We are planning to collect selected papers form the workshop in a special issue of the Journal of Philosophical Logic.

Contributions

Goals of the Workshop

The workshop on “Mathematical Methods in Philosophy” will provide a forum for presentation of recent work in logic and probability theory with applications in philosophy and for collaboration and scientific exchange between mathematicians, philosophers, computer scientists, and theoretical linguists working in the intersection of these fields. The meetings of the Association of Symbolic Logic often feature special sessions for selected topics in philosophical logic. Some of the relevant topics are covered in specialized conferences and series of conferences (e.g., the “Formal Epistemology” and the “Advances in Modal Logic” workshops series). These meetings are of course useful and important for specialists in the respective areas, and provide opportunities for interchange between philosophers and logicians working in other fields, e.g., in mathematics or computer science. There is, however, a need for a venue specifically aimed at “theorem-proving philosophers” working on applications of formal and mathematical methods in philosophy. The Banff workshop will help galvanize this group of logicians and philosophers who share a common view on the place of mathematical and formal methods in philosophy.

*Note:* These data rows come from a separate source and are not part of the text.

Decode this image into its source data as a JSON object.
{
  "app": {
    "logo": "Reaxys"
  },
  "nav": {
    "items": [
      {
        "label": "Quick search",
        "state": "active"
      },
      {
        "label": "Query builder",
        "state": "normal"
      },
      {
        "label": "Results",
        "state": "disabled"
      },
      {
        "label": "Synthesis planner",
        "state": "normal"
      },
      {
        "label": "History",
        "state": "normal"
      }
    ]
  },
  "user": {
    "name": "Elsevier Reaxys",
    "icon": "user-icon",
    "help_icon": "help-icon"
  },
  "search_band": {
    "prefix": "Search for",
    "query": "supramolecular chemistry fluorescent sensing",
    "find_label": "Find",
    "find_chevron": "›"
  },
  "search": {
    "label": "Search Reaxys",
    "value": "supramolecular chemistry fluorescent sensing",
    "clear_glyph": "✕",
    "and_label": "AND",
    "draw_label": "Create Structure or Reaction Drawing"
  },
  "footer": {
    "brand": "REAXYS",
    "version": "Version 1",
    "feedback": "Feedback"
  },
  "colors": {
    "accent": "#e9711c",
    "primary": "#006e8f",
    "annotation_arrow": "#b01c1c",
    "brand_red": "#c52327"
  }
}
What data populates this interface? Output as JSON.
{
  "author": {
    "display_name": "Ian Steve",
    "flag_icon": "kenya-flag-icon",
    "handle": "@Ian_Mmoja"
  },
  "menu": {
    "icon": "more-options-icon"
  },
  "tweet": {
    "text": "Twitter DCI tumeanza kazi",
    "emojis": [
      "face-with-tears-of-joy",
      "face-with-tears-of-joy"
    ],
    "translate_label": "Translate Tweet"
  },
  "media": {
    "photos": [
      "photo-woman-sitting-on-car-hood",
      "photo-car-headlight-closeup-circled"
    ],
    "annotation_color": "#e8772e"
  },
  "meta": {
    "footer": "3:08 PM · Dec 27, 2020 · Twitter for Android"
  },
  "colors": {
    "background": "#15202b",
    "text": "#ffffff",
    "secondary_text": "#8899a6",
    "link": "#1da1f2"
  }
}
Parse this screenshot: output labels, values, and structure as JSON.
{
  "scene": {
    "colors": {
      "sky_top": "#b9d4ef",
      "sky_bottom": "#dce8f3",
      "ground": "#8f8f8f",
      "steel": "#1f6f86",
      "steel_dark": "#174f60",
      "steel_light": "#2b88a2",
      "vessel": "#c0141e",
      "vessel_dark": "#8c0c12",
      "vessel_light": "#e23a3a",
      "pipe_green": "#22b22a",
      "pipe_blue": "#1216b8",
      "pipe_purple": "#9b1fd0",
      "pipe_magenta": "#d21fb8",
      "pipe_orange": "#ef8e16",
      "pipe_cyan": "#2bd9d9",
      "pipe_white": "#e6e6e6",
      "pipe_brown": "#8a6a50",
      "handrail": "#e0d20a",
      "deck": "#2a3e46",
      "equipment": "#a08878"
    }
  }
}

The specific topics which the workshop will cover are the following:

  • Philosophical logics. This includes logical systems such as logics of possibility and necessity, of time, of knowledge and belief, of permission and obligation. This area is unified by its methods (e.g., relational semantics, first introduced by philosophers Saul Kripke and Jaakko Hintikka in the 1950s, algebraic methods, proof theory), but it has diverse applications in philosophy. For instance, logics of possibility and time are mainly useful in metaphysics whereas logics of knowledge and belief are of interest to epistemology. However, the methods employed in the study of these logics is very similar. Other related logics which have important applications in philosophy are many-valued logics, intuitionistic logic, paraconsistent and relevance logics.
  • Proof theory. The investigation of the structure of formal proofs has its origins in the philosophy of mathematics, but is more broadly applicable to the philosophy of logic and the philosophy of language. Two important examples of applications of proof theory in these areas are the recent advances in the study of consistency of subsystems of second-order logic and of the proof theory of substructural logics, which in turn is related to the applications of these systems mentioned above.
  • Formal theories of truth and paradox. The nature of truth is a central topic in metaphysics and philosophy of logic, and work on truth is closely connected to epistemology and philosophy of language. Significant advances have been achieved over the last 30 years in formal theories of truth, and there are close connections between philosophical work on truth and model theory (especially of arithmetic).
  • Formal epistemology. Formal epistemology is an emerging field of research in philosophy, encompassing formal approaches to ampliative inference (including inductive logic), game theory, decision theory, computational learning theory, and the foundations of probability theory.
  • Set theory and topology in metaphysics. Set theory has always had a close connection with mereology, the theory of parts and wholes, and topology has also been fruitfully applied in metaphysics.